We are again facing issues deploying to MAA region. Worst part is, if the deployment failed, it did not roll back to previous stable version, and again causing our app to stop. Its failing for last 30 mins now.

v96 is being deployed

2013f080c0a: maa pending

202v96 failed - Failed due to unhealthy allocations - not rolling back to stable job version 96 as current job has same specification

203***v96 failed - Failed due to unhealthy allocations - not rolling back to stable job version 96 as current job has same specification and deploying as v97

Our registry has been having intermittent issues related to our previous API outage: Status - API and Dashboard throw 5xx errors

That should not take your app offline, however, it should just fail the current deploy. It looks like your app has one volume and is running a single instance. You’ll need to add a second volume and fly scale count 2 to prevent downtime during deploys.

I’m getting your app running again now, give it a few minutes.

do I create 2nd volume in same region? How will the volumes data sync?

Yes, in the same region. They do not sync, though. Our volumes are meant to be run in pairs for better uptime. Sync is left to the application, however. What are you storing on the volume?

You’re likely better off using a postgres cluster for storing data. That handles all the high availability / sync / failover for you. You can run other clustered database-like software if you’d rather.

There are some user uploaded images and videos that we need to store. Should we rather use a service like S3 instead?

Can I redeploy now?

Yes you are better off using S3 because it’ll handle redundancy for you.

You should be able to deploy now. Deploys will always have downtime with a single volume, though.

Why not come up with a storage on your network. I like Fly :slight_smile: How about a FlyStore!

Anyway, if I remove volume, and then deploy single instance, will that be okay? Or do I still need to deploy in 2 regions?

Deploys will be zero downtime if there’s no volume mounted. You’re still better off running fly scale count 2 for redundancy, though.

We’d like to do storage! And people do keep asking for it, but it’ll be a while before we’re comfortable adding another service.

Again, Scale count 2 in 1 region would be better or 1 instance in 2 regions is better? I would like to be in MAA as much as possible due to latency. Our primary customers are in India.

1 Like

Oh, sorry. 2 instances in one region would be better! That’ll spread them across redundant hardware, even in the same region.

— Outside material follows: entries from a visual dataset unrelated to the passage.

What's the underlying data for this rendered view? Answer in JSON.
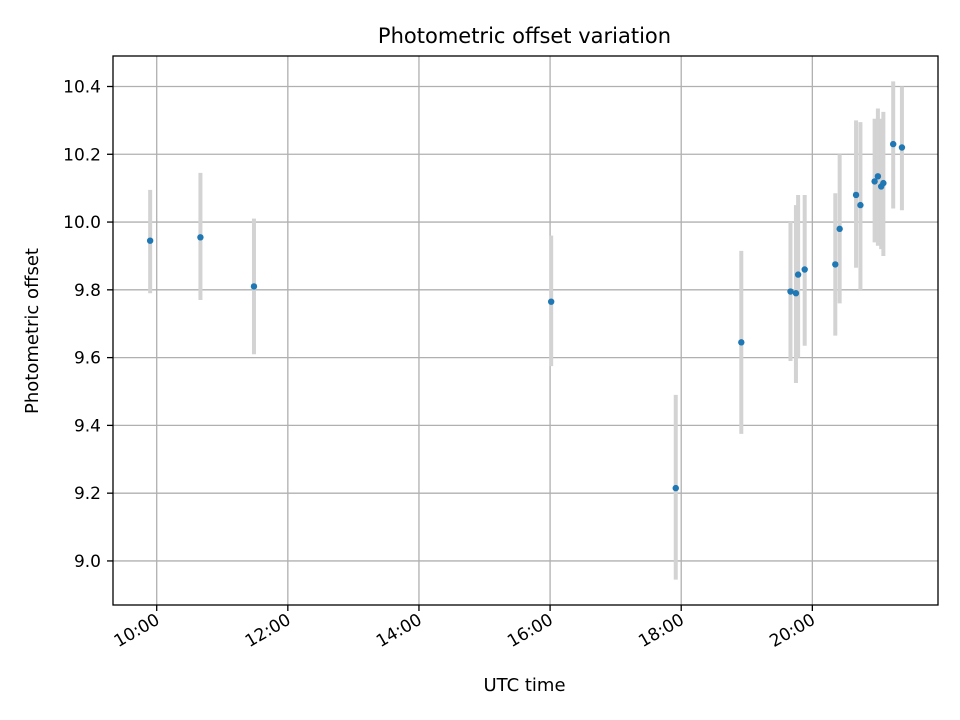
{
  "chart_data": {
    "type": "scatter",
    "title": "Photometric offset variation",
    "xlabel": "UTC time",
    "ylabel": "Photometric offset",
    "x_unit": "UTC hours (time of day)",
    "xlim": [
      "09:20",
      "21:55"
    ],
    "ylim": [
      8.87,
      10.49
    ],
    "xticks": [
      "10:00",
      "12:00",
      "14:00",
      "16:00",
      "18:00",
      "20:00"
    ],
    "yticks": [
      "9.0",
      "9.2",
      "9.4",
      "9.6",
      "9.8",
      "10.0",
      "10.2",
      "10.4"
    ],
    "grid": true,
    "legend": "none",
    "colors": {
      "marker": "#1f77b4",
      "errorbar": "#d3d3d3",
      "grid": "#b0b0b0",
      "axes": "#000000"
    },
    "series": [
      {
        "points": [
          {
            "x": "09:54",
            "y": 9.945,
            "err_low": 9.79,
            "err_high": 10.095
          },
          {
            "x": "10:40",
            "y": 9.955,
            "err_low": 9.77,
            "err_high": 10.145
          },
          {
            "x": "11:29",
            "y": 9.81,
            "err_low": 9.61,
            "err_high": 10.01
          },
          {
            "x": "16:01",
            "y": 9.765,
            "err_low": 9.575,
            "err_high": 9.96
          },
          {
            "x": "17:55",
            "y": 9.215,
            "err_low": 8.945,
            "err_high": 9.49
          },
          {
            "x": "18:55",
            "y": 9.645,
            "err_low": 9.375,
            "err_high": 9.915
          },
          {
            "x": "19:40",
            "y": 9.795,
            "err_low": 9.59,
            "err_high": 10.0
          },
          {
            "x": "19:45",
            "y": 9.79,
            "err_low": 9.525,
            "err_high": 10.05
          },
          {
            "x": "19:47",
            "y": 9.845,
            "err_low": 9.6,
            "err_high": 10.08
          },
          {
            "x": "19:53",
            "y": 9.86,
            "err_low": 9.635,
            "err_high": 10.08
          },
          {
            "x": "20:21",
            "y": 9.875,
            "err_low": 9.665,
            "err_high": 10.085
          },
          {
            "x": "20:25",
            "y": 9.98,
            "err_low": 9.76,
            "err_high": 10.2
          },
          {
            "x": "20:40",
            "y": 10.08,
            "err_low": 9.865,
            "err_high": 10.3
          },
          {
            "x": "20:44",
            "y": 10.05,
            "err_low": 9.8,
            "err_high": 10.295
          },
          {
            "x": "20:57",
            "y": 10.12,
            "err_low": 9.94,
            "err_high": 10.305
          },
          {
            "x": "21:00",
            "y": 10.135,
            "err_low": 9.93,
            "err_high": 10.335
          },
          {
            "x": "21:03",
            "y": 10.105,
            "err_low": 9.92,
            "err_high": 10.305
          },
          {
            "x": "21:05",
            "y": 10.115,
            "err_low": 9.9,
            "err_high": 10.325
          },
          {
            "x": "21:14",
            "y": 10.23,
            "err_low": 10.04,
            "err_high": 10.415
          },
          {
            "x": "21:22",
            "y": 10.22,
            "err_low": 10.035,
            "err_high": 10.4
          }
        ]
      }
    ]
  }
}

You mostly don’t need to put anything in a second region. That will help if we have a full region network outage, but those are very rare.

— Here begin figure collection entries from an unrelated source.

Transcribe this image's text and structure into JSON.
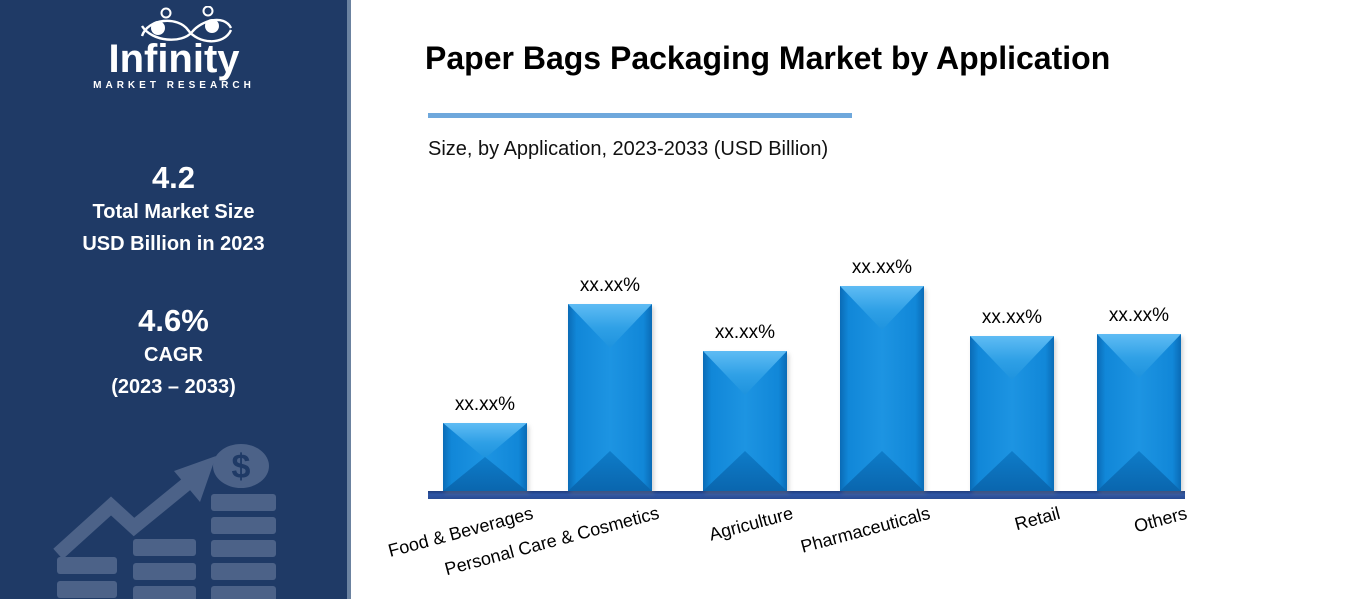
{
  "sidebar": {
    "logo": {
      "brand": "Infinity",
      "tagline": "MARKET RESEARCH"
    },
    "stats": [
      {
        "value": "4.2",
        "lines": [
          "Total Market Size",
          "USD Billion in 2023"
        ]
      },
      {
        "value": "4.6%",
        "lines": [
          "CAGR",
          "(2023 – 2033)"
        ]
      }
    ],
    "icons": [
      "infinity-icon",
      "growth-arrow-icon",
      "dollar-coin-icon"
    ],
    "colors": {
      "background": "#1F3A66",
      "edge_strip": "#6B82A0",
      "graphic": "#4C6288",
      "text": "#FFFFFF"
    }
  },
  "header": {
    "title": "Paper Bags Packaging Market by Application",
    "subtitle": "Size, by Application, 2023-2033 (USD Billion)",
    "underline_color": "#6FA8DC"
  },
  "chart_data": {
    "type": "bar",
    "title": "Paper Bags Packaging Market by Application",
    "subtitle": "Size, by Application, 2023-2033 (USD Billion)",
    "categories": [
      "Food & Beverages",
      "Personal Care & Cosmetics",
      "Agriculture",
      "Pharmaceuticals",
      "Retail",
      "Others"
    ],
    "series": [
      {
        "name": "Size by Application",
        "value_labels": [
          "xx.xx%",
          "xx.xx%",
          "xx.xx%",
          "xx.xx%",
          "xx.xx%",
          "xx.xx%"
        ],
        "relative_heights": [
          68,
          187,
          140,
          205,
          155,
          157
        ]
      }
    ],
    "values_masked": true,
    "xlabel": "",
    "ylabel": "",
    "grid": false,
    "legend": false,
    "y_axis_shown": false,
    "bar_color": "#0F82D4",
    "baseline_color": "#2A4C94",
    "label_color": "#000000"
  }
}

Can you please expand on this? The docs mention there’s some kind of “anchoring” between scale count and volumes. And I can kind of see how volumes would affect deployments, but I am not sure if I understand it well enough.

Is my understand right that: If my setup’s single instance with a single volume, then new deploys always go down until that volume could be detached from the current instance and attached to the new one? I’d expect a new volume instead to be attached to the newly deployed instance, though…

Yes that’s correct. If you have one volume, the VM using it has to stop before a new one can start. If you have two volumes, this can happen with no downtime.

You don’t need to use volumes to “anchor” things to regions like this anymore. We now support fly scale count 2 --max-per-region 1, which should let you keep two vms in two different regions full time.

1 Like